Depuis hier (mercredi) un peu après 3h du matin, le bruit des sirènes a disparu de la plupart des régions israéliennes. Si le nord reste sous le feu du Hezbollah, le reste du pays a repris ce jeudi matin une vie normale.
En effet, un cessez-le-feu - une trêve de 14 jours - a été conclu entre Washington et Téhéran mettant fin aux bombardements israélo-américains en Iran mais aussi aux attaques de missiles iraniens sur Israël.
Mais que contient réellement cet accord signé à Islamabad au Pakistan?
Les principes de base
Négocié sous l'égide du Pakistan, l'accord repose sur un échange immédiat de concessions pour stopper l'escalade militaire :
Pause des hostilités : Un arrêt total des frappes américano-israéliennes et des tirs de missiles iraniens pour une durée initiale de 14 jours.
Réouverture du détroit d'Ormuz : Téhéran s'est engagé à rouvrir immédiatement ce verrou stratégique pour rétablir le flux pétrolier mondial, après avoir menacé de le miner.
Sommet diplomatique : Des négociations directes s'ouvrent ce vendredi 10 avril à Islamabad pour transformer cette trêve en paix durable.
Quid du programme nucléaire et balistique iranien?
C'est là que le flou règne. L'accord du 8 avril ne règle pas le démantèlement des capacités militaires sensibles de l'Iran, mais fixe un cadre de discussion :
La position de Donald Trump : Le président américain a affirmé que les États-Unis travailleraient avec l'Iran pour « retirer toute la poussière nucléaire » (le stock d'uranium enrichi). Washington exige la neutralisation totale des sites de Fordow et Natanz. Les États-Unis et Israël exigent également la fin du soutien iranien au Hezbollah et aux autres groupes terroristes au Moyen-Orient.

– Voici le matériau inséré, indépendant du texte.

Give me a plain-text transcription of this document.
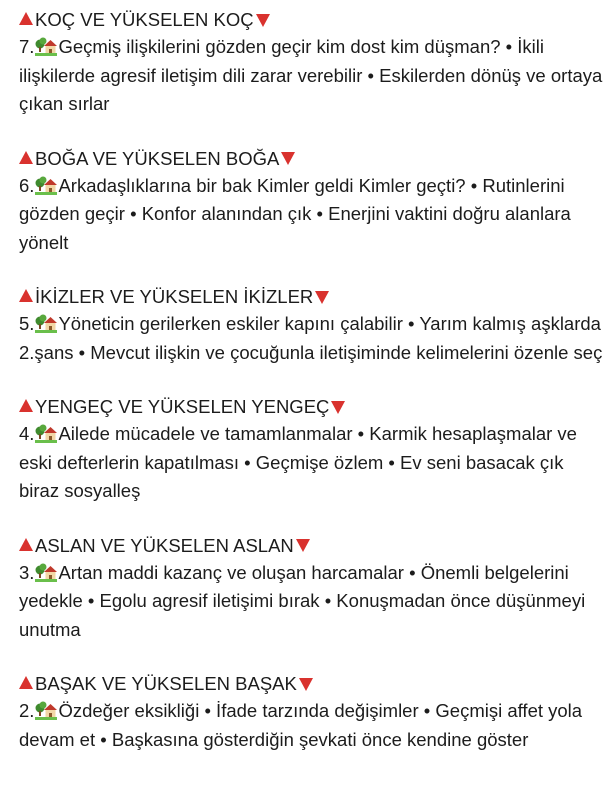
KOÇ VE YÜKSELEN KOÇ
7. Geçmiş ilişkilerini gözden geçir kim dost kim düşman? • İkili ilişkilerde agresif iletişim dili zarar verebilir • Eskilerden dönüş ve ortaya çıkan sırlar
BOĞA VE YÜKSELEN BOĞA
6. Arkadaşlıklarına bir bak Kimler geldi Kimler geçti? • Rutinlerini gözden geçir • Konfor alanından çık • Enerjini vaktini doğru alanlara yönelt
İKİZLER VE YÜKSELEN İKİZLER
5. Yöneticin gerilerken eskiler kapını çalabilir • Yarım kalmış aşklarda 2.şans • Mevcut ilişkin ve çocuğunla iletişiminde kelimelerini özenle seç
YENGEÇ VE YÜKSELEN YENGEÇ
4. Ailede mücadele ve tamamlanmalar • Karmik hesaplaşmalar ve eski defterlerin kapatılması • Geçmişe özlem • Ev seni basacak çık biraz sosyalleş
ASLAN VE YÜKSELEN ASLAN
3. Artan maddi kazanç ve oluşan harcamalar • Önemli belgelerini yedekle • Egolu agresif iletişimi bırak • Konuşmadan önce düşünmeyi unutma
BAŞAK VE YÜKSELEN BAŞAK
2. Özdeğer eksikliği • İfade tarzında değişimler • Geçmişi affet yola devam et • Başkasına gösterdiğin şevkati önce kendine göster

Le "Plan en 10 points" de Téhéran : L'Iran, par la voix de son négociateur Mohammad Bagher Ghalibaf, refuse tout démantèlement et exige la reconnaissance de son droit à l'enrichissement civil, la levée totale des sanctions et des réparations de guerre.
La menace balistique : Il s'agit là aussi d'une "ligne rouge" pour l'Iran qu'il n'est pas disposé à franchir pour l'instant, malgré la pression des frappes depuis 40 jours et les dégâts considérables causés.
Et Israël dans tout ça?
Le Premier ministre Binyamin Netanyahou a officiellement soutenu l'initiative de Donald Trump, tout en posant des limites strictes :
Le front libanais exclu : Israël a explicitement précisé que ce cessez-le-feu ne concerne pas le Liban. Les opérations contre le Hezbollah se poursuivront, ce qui contredit l'exigence iranienne d'un arrêt des combats sur tous les fronts.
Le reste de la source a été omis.